Back in July I posted about the construction of the second Y.M.C.A. on Governors Island in 1927. That building still stands, though it is boarded up and would need considerable work to be functional. With so many other wothwhile projects underway in the city-managed portion of the island, I don’t know when or if that would ever happen. As I mentioned in that post, the original Y.M.C.A. had its soft opening in July 1900. The ceremony was understated because those who can get out of Gotham during the dog days of summer do so. In other words, all the big shots were out of town. Well today, October 10, marks the anniversary of the grand opening of that first Governors Island Y.M.C.A.

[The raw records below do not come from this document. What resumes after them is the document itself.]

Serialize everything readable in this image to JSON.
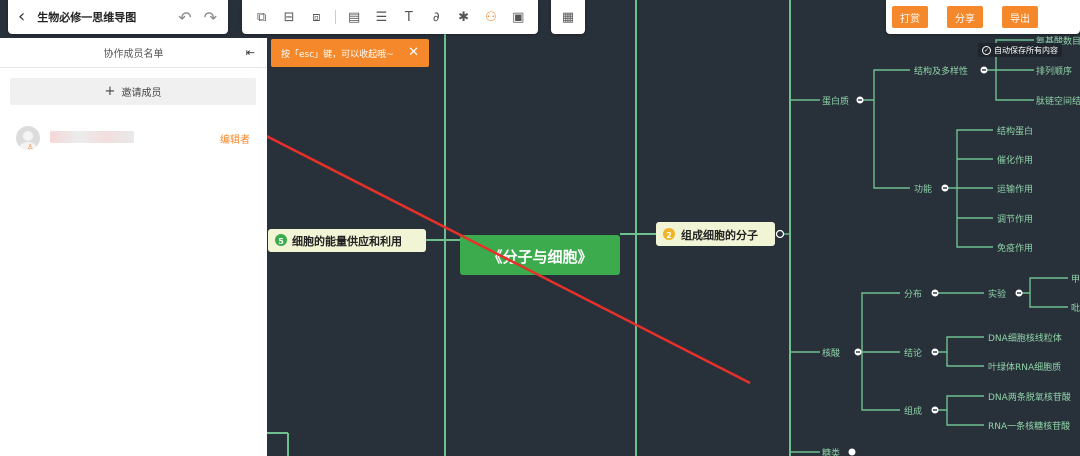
{
  "header": {
    "title": "生物必修一思维导图",
    "undo_icon": "undo-icon",
    "redo_icon": "redo-icon"
  },
  "toolbar": {
    "icons": [
      "subtopic-icon",
      "sibling-topic-icon",
      "parent-topic-icon",
      "format-painter-icon",
      "list-icon",
      "text-icon",
      "attachment-icon",
      "magic-icon",
      "collaborators-icon",
      "save-icon"
    ],
    "qr_icon": "qrcode-icon"
  },
  "actions": {
    "tip_label": "打赏",
    "share_label": "分享",
    "export_label": "导出",
    "autosave": "自动保存所有内容"
  },
  "panel": {
    "title": "协作成员名单",
    "invite_label": "邀请成员",
    "members": [
      {
        "role": "编辑者"
      }
    ]
  },
  "esc_tip": "按「esc」键，可以收起哦~",
  "accent_color": "#f5882a",
  "mindmap": {
    "root": "《分子与细胞》",
    "left_branch": {
      "number": "5",
      "label": "细胞的能量供应和利用"
    },
    "right_branch": {
      "number": "2",
      "label": "组成细胞的分子"
    },
    "protein": {
      "label": "蛋白质",
      "structure": {
        "label": "结构及多样性",
        "children": [
          "氨基酸数目",
          "排列顺序",
          "肽链空间结构"
        ]
      },
      "function": {
        "label": "功能",
        "children": [
          "结构蛋白",
          "催化作用",
          "运输作用",
          "调节作用",
          "免疫作用"
        ]
      }
    },
    "nucleic": {
      "label": "核酸",
      "distribution": {
        "label": "分布",
        "experiment": {
          "label": "实验",
          "children": [
            "甲基绿",
            "吡罗红"
          ]
        }
      },
      "conclusion": {
        "label": "结论",
        "children": [
          "DNA细胞核线粒体",
          "叶绿体RNA细胞质"
        ]
      },
      "composition": {
        "label": "组成",
        "children": [
          "DNA两条脱氧核苷酸",
          "RNA一条核糖核苷酸"
        ]
      }
    },
    "sugar": {
      "label": "糖类"
    }
  }
}
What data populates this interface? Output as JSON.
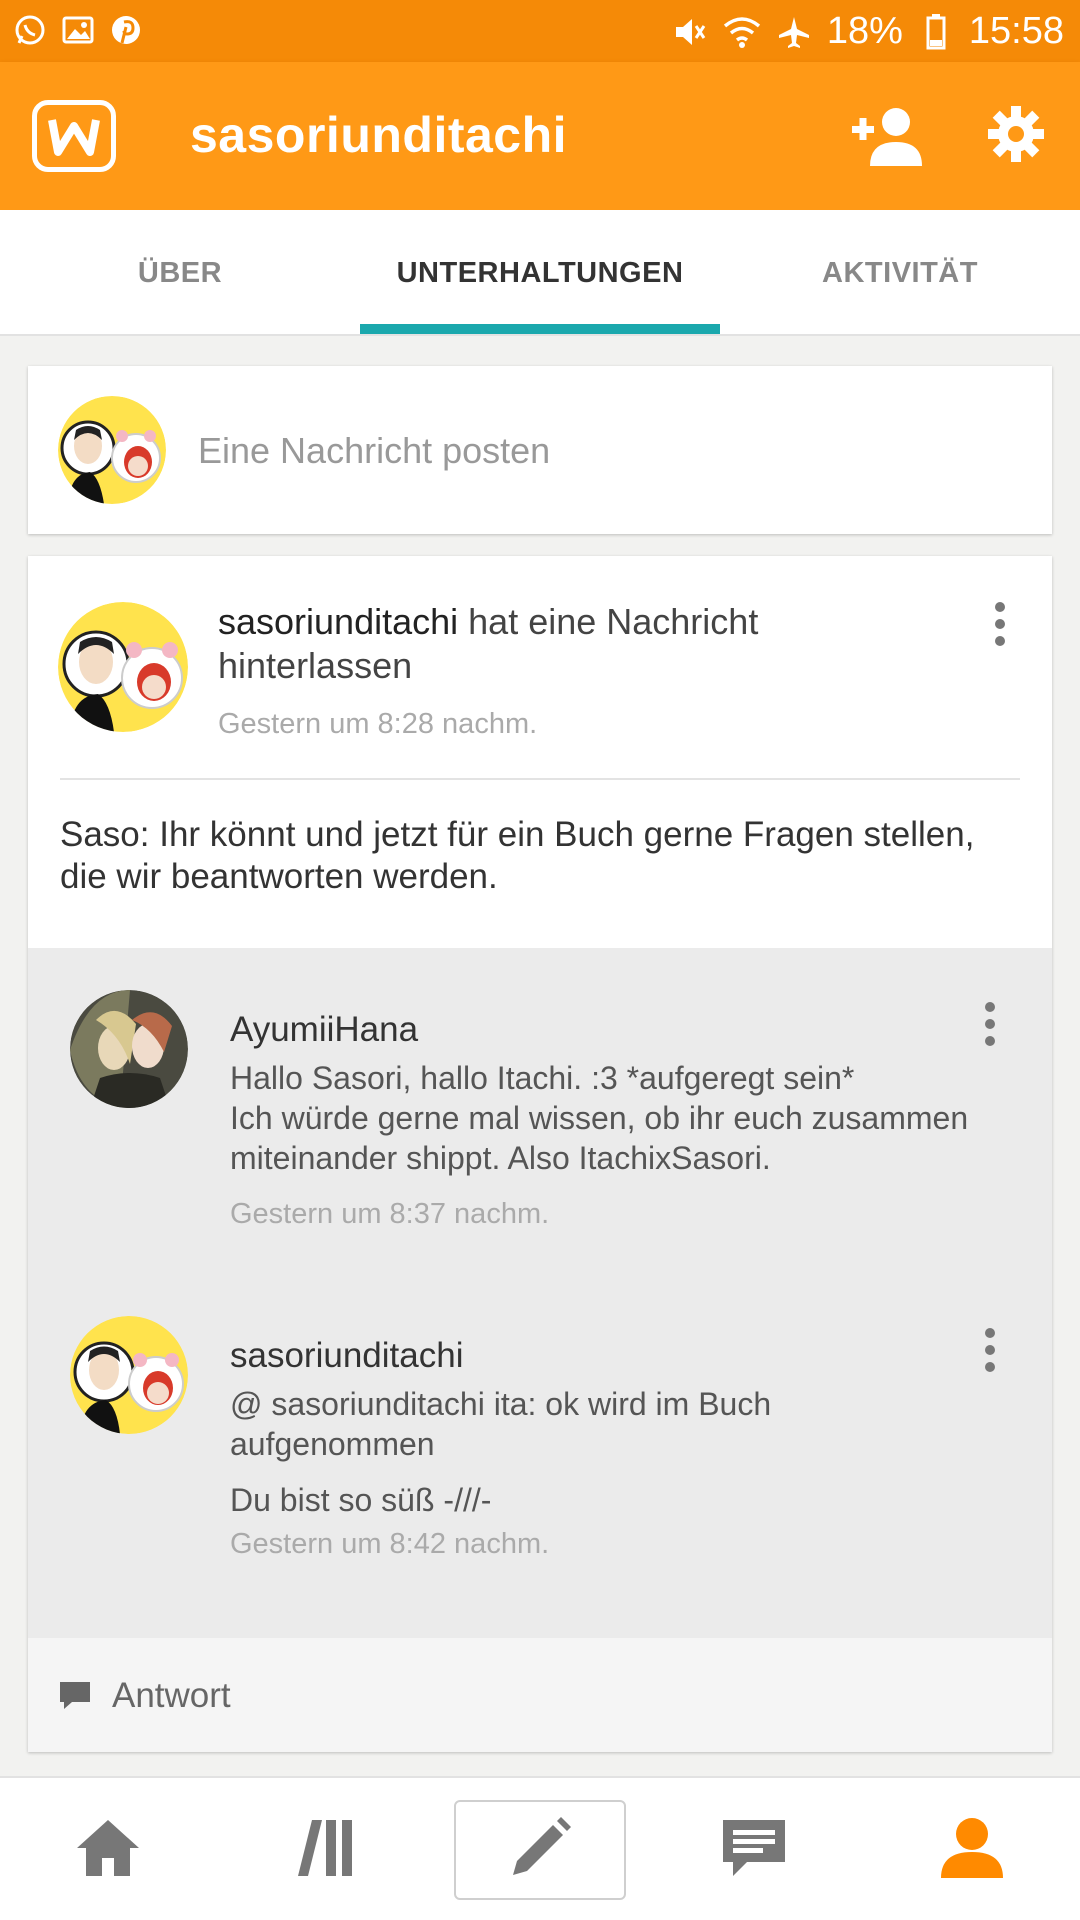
{
  "statusbar": {
    "notifications": [
      "whatsapp-icon",
      "gallery-icon",
      "pinterest-icon"
    ],
    "battery": "18%",
    "time": "15:58"
  },
  "appbar": {
    "title": "sasoriunditachi",
    "logo_letter": "w"
  },
  "tabs": [
    {
      "label": "ÜBER",
      "active": false
    },
    {
      "label": "UNTERHALTUNGEN",
      "active": true
    },
    {
      "label": "AKTIVITÄT",
      "active": false
    }
  ],
  "compose": {
    "placeholder": "Eine Nachricht posten"
  },
  "thread": {
    "author": "sasoriunditachi",
    "action": "hat eine Nachricht hinterlassen",
    "time": "Gestern um 8:28 nachm.",
    "message": "Saso: Ihr könnt und jetzt für ein Buch gerne Fragen stellen, die wir beantworten werden.",
    "replies": [
      {
        "author": "AyumiiHana",
        "body": "Hallo Sasori, hallo Itachi. :3 *aufgeregt sein*\nIch würde gerne mal wissen, ob ihr euch zusammen miteinander shippt. Also ItachixSasori.",
        "time": "Gestern um 8:37 nachm."
      },
      {
        "author": "sasoriunditachi",
        "body": "@ sasoriunditachi  ita: ok wird im Buch aufgenommen",
        "body2": "Du bist so süß -///-",
        "time": "Gestern um 8:42 nachm."
      }
    ],
    "reply_label": "Antwort"
  },
  "bottomnav": {
    "items": [
      "home-icon",
      "library-icon",
      "write-icon",
      "messages-icon",
      "profile-icon"
    ],
    "active": "profile-icon"
  },
  "colors": {
    "statusbar": "#f58a07",
    "appbar": "#ff9916",
    "tab_indicator": "#1aa8ad",
    "accent": "#ff8a00"
  }
}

The original Y–the first ever on a U.S. Army base–was funded by William E. Dodge Jr. No one remembers who he was today, but Dodge was a member of one of the 19th century’s great merchant families. He also co-founded the Allotment Commission with Theodore Roosevelt Sr. during the American CIvil War. It says something about how young Roosevelt was when he died in 1878 that his friends and contemporaries were still going strong at the turn of the 20th century. Dodge said a few words on that October day. So did his son, the President of the Young Men’s Christian Association Cleveland H. Dodge.

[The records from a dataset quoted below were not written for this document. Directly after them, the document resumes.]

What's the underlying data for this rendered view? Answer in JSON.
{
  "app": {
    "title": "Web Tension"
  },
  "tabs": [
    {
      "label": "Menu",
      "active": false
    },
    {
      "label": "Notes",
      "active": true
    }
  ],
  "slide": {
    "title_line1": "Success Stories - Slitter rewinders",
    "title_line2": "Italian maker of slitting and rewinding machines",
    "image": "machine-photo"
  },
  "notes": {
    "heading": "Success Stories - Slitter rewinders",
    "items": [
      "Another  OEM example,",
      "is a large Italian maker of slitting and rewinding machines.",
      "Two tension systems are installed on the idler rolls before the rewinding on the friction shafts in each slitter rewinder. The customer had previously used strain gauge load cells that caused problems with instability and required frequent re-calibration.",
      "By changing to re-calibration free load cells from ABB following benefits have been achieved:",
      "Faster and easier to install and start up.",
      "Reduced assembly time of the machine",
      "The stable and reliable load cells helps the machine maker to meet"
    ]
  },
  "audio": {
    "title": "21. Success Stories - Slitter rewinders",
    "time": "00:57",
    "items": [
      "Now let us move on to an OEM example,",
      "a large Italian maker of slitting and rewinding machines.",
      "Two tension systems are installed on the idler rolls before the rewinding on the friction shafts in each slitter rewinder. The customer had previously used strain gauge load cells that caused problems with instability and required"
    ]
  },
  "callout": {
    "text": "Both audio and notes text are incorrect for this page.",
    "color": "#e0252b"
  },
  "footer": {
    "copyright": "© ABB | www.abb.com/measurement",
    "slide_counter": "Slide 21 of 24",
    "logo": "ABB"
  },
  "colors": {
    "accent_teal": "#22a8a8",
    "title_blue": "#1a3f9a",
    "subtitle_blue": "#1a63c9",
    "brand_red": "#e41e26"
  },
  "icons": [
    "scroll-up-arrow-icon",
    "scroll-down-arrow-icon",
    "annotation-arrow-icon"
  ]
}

One of the more interesting characters on hand was Joseph Wheeler. Yes, that Joe Wheeler. Wheeler had retired from the regular Army exactly one month earlier, on 10 September. In between his 1859 graduation from West Point he managed to fight as an officer in the Confederate infantry at Shiloh, command the cavalry of the Army of Mississippi, serve eight terms in Congress after the Civil War, and accept William McKinley’s call to service in the Spanish-American War. He fought in the Philippines as well. It was during the Spanish-American War that he came to know Theodore Roosevelt. Roosevelt had risen like a meteor after San Juan Hill and by 1900 he was McKinley’s running mate. The Y.M.C.A.’s ceremony fell in the middle of the 1900 presidential election. Roosevelt was in Indiana castigating Democratic presidential candidate William Jennings Bryan the day of the Y dedication.

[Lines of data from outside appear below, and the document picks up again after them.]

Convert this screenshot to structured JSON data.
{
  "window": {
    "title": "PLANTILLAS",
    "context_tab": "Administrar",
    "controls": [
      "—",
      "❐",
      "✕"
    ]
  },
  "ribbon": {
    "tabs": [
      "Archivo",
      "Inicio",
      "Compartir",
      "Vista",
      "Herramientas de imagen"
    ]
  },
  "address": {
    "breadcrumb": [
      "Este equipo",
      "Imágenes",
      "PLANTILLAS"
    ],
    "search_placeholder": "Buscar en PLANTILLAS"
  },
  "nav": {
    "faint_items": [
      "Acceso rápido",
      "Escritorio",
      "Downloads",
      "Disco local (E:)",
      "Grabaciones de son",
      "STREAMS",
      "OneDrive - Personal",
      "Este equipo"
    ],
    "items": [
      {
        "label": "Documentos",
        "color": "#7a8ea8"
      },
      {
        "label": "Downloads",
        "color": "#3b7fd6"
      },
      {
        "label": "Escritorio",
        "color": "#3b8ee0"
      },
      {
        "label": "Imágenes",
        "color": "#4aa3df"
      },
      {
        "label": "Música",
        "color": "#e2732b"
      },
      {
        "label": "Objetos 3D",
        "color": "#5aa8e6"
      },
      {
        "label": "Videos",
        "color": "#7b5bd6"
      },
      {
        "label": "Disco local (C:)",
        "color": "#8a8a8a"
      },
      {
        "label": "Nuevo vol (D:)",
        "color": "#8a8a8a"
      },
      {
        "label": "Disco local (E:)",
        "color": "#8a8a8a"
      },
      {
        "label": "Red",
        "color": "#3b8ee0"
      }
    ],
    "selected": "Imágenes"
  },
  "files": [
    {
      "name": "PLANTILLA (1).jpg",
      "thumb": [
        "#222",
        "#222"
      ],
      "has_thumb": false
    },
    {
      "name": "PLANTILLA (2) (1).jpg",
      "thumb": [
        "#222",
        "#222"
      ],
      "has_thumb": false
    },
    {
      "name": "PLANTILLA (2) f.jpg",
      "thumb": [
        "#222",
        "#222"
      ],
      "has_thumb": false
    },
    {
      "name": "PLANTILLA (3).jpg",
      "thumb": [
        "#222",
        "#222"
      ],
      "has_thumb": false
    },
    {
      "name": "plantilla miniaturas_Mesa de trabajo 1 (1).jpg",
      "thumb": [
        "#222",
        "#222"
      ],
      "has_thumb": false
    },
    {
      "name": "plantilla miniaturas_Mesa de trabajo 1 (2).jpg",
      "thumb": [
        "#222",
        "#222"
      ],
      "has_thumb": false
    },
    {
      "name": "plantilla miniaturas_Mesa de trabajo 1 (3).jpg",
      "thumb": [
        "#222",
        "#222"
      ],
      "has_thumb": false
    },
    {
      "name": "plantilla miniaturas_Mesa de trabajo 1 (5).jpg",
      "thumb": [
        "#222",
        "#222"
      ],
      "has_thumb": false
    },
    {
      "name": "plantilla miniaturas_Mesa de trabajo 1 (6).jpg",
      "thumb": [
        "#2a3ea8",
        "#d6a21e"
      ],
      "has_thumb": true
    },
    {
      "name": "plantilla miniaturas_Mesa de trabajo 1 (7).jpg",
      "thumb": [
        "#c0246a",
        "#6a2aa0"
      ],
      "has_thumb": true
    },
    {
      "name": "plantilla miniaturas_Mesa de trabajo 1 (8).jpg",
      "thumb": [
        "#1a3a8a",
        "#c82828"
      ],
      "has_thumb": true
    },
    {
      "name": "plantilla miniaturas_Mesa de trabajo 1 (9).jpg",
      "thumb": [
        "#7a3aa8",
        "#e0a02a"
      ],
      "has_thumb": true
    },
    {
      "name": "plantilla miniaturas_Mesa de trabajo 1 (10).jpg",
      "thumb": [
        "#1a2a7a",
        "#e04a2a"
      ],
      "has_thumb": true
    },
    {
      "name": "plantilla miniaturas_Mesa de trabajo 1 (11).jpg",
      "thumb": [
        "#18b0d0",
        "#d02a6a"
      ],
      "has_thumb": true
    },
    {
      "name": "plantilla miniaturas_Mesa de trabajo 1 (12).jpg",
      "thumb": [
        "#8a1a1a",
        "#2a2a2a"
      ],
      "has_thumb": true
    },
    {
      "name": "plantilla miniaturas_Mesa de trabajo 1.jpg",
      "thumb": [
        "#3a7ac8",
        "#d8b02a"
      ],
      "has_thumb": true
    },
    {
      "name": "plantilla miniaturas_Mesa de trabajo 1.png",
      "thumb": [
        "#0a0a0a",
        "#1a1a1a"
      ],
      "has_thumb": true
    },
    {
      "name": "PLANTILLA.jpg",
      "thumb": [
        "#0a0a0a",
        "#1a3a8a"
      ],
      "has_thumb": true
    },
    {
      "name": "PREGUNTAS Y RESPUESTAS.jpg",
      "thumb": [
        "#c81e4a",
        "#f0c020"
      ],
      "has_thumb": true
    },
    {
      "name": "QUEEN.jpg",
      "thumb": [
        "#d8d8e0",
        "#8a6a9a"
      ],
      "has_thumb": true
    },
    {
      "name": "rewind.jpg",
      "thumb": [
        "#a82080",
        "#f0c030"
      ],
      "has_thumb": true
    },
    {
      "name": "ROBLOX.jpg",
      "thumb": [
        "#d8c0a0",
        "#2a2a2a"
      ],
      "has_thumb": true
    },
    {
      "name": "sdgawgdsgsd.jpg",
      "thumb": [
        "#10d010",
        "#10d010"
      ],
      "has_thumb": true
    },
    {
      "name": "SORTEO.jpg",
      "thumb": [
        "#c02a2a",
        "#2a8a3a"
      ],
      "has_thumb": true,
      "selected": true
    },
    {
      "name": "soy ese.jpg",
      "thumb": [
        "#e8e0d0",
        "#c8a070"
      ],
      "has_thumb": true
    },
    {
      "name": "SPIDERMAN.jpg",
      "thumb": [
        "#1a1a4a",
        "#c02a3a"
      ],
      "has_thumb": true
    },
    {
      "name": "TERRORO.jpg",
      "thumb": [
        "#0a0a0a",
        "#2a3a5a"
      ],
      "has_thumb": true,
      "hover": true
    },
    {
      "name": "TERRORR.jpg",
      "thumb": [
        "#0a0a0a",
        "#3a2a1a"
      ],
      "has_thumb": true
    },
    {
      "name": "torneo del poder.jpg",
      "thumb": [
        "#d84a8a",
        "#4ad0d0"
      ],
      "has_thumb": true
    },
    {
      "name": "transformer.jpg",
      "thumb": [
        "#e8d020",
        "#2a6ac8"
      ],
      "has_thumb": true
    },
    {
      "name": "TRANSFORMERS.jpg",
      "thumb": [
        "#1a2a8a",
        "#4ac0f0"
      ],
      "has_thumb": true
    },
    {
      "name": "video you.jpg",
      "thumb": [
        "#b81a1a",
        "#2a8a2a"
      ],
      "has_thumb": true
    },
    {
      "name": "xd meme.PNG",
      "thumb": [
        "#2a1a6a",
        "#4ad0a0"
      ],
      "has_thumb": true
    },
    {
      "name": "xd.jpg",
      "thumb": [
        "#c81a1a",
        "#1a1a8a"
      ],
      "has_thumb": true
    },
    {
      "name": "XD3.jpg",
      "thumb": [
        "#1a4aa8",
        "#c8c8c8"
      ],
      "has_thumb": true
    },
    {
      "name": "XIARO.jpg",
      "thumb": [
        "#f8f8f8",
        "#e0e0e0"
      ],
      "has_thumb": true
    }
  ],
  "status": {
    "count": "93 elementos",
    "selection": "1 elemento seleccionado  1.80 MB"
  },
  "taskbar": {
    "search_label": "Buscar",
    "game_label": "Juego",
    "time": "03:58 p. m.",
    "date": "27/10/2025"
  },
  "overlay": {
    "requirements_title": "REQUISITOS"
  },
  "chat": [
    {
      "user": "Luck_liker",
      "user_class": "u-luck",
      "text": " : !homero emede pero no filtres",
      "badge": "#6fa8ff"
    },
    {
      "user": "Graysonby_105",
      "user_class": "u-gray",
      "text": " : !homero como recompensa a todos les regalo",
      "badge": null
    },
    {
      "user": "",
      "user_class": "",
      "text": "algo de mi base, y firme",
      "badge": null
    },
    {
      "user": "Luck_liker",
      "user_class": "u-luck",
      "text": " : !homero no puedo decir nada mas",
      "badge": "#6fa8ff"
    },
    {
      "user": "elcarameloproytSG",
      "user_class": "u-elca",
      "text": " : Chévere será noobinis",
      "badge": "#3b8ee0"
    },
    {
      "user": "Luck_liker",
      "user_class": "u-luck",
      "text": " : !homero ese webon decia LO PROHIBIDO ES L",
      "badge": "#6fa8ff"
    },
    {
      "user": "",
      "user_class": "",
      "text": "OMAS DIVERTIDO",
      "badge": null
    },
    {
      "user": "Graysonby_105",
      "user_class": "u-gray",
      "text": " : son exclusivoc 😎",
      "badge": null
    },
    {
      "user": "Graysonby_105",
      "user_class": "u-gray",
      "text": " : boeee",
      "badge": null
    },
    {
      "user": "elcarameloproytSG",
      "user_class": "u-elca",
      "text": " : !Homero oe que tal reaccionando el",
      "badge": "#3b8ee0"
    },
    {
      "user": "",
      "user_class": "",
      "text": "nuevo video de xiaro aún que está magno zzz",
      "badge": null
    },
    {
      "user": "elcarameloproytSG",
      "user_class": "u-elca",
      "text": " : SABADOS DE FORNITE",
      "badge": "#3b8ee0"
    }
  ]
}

It is unfortunate that the original Y.M.C.A. is no longer extant. I am not even certain where it stood–the closest I have gotten to a description is that it stood on the southwest part of the island. That could be anywhere. I have not been able to find any photographs either–and I have looked, believe me. Still, it was just as well that that first Y.M.C.A.–dedicated 114 years ago today–did not last. The Army loved it so much that they outgrew it so quickly. That is why they built the second, bigger and better one in the late 1920s. All told the Y.M.C.A. served its function on Governors Island for over sixty years.